A defesa da SulAmérica rechaçou a mediação como pré-requisito. A seguradora alegou que o conflito deve ser resolvido na câmara de arbitragem inglesa especializada Arias, de acordo com a legislação inglesa. Os advogados das construtoras rebateram com o argumento de que, se as partes são brasileiras, o contrato e o financiamento foram feitos no Brasil, a obra é em território brasileiro, por que então as regras aplicadas deveriam ser as inglesas? A manobra de levar a discussão para a Inglaterra é apontada como uma exigência de resseguradoras.

BNDES e Susep
Enquanto as duas liminares — a inglesa e a brasileira — são descumpridas e os processos judiciais seguem em paralelo nos dois países, os advogados do consórcio de construtoras prometem levar o caso para a Superintendência de Seguros Privados (Susep) apurar. Eles acusam a SulAmérica de descumprir regulamentação brasileira ao iniciar uma arbitragem contra a vontade do segurado. De acordo com um dos advogados da Enesa, Paulo Piza, as irregularidades que devem ser apuradas pela Susep foram confessadas pelos próprios advogados da seguradora na Justiça inglesa. A Susep pode multar a seguradora caso reconheça irregularidades.
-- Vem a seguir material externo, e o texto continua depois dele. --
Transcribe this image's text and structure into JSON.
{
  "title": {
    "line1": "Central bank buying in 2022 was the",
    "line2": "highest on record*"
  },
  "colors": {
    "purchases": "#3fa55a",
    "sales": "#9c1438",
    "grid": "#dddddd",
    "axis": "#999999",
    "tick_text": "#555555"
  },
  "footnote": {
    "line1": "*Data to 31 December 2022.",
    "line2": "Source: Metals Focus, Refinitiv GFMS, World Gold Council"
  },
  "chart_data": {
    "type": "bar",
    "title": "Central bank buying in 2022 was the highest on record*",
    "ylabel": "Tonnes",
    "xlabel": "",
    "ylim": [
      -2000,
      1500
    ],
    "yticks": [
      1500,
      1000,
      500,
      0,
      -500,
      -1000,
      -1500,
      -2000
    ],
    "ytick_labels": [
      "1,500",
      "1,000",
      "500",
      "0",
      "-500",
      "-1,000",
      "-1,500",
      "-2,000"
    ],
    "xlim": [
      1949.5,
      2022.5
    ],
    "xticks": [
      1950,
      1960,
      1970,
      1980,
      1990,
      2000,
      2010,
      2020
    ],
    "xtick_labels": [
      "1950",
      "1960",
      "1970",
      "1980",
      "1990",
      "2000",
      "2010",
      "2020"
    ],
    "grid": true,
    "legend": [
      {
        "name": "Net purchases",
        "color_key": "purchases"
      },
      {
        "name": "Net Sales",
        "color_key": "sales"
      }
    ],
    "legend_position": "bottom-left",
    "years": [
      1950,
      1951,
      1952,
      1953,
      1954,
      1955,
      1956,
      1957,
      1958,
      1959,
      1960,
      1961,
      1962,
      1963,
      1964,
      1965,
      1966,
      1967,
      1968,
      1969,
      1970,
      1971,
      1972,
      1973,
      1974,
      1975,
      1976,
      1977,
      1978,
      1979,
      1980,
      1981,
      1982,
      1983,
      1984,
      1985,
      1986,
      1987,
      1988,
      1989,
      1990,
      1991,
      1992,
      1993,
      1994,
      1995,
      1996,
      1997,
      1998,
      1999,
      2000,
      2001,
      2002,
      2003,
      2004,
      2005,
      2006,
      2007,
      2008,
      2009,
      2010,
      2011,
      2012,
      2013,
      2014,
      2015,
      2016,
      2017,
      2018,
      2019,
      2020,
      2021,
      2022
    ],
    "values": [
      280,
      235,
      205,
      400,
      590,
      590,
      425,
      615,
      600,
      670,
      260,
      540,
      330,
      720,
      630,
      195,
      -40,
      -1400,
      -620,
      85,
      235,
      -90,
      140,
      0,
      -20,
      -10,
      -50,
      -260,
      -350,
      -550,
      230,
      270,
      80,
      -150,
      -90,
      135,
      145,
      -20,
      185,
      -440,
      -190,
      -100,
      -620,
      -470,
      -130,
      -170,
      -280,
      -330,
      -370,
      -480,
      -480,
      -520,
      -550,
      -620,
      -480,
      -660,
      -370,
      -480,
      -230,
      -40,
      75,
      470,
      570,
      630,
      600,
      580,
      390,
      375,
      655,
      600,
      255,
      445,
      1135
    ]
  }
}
Quem também deve entrar em ação é o BNDES, um dos financiadores da construção da hidrelétrica de Jirau, que é parte das obras do Programa de Aceleração do Crescimento (PAC). O banco se mostrou descontente com a recusa da SulAmérica em pagar a indenização e convocou para a próxima terça-feira (17/1) uma reunião com as seguradoras para discutir o problema. Cerca de R$ 3,6 bilhões investidos na construção têm como origem o banco, com verbas do Fundo de Amparo ao Trabalhador (FAT).

O ressarcimento que criou a peleja internacional tem como destino o próprio BNDES, uma vez que o contrato de financiamento assinado entre o banco e as construtoras prevê que “qualquer valor recebido decorrente dos seguros e das garantias (…) serão compartilhados entre o BNDES e os agentes financeiros, por meio e na forma da celebração de contrato de compartilhamento de garantias e outras avenças”.

A discussão não para por aí. O Sindicato dos Corretores de Seguros do Estado de São Paulo, preocupado com o significado do conflito criou uma comissão para examinar se o deslocamento do litígio para Londres foi uma tática leal da parte das seguradoras. Interpelada, a SulAmerica ainda não respondeu ao pedido de explicações da entidade.

Texto alterado às 10h09 desta sexta-feira (13/1) para correção de informações.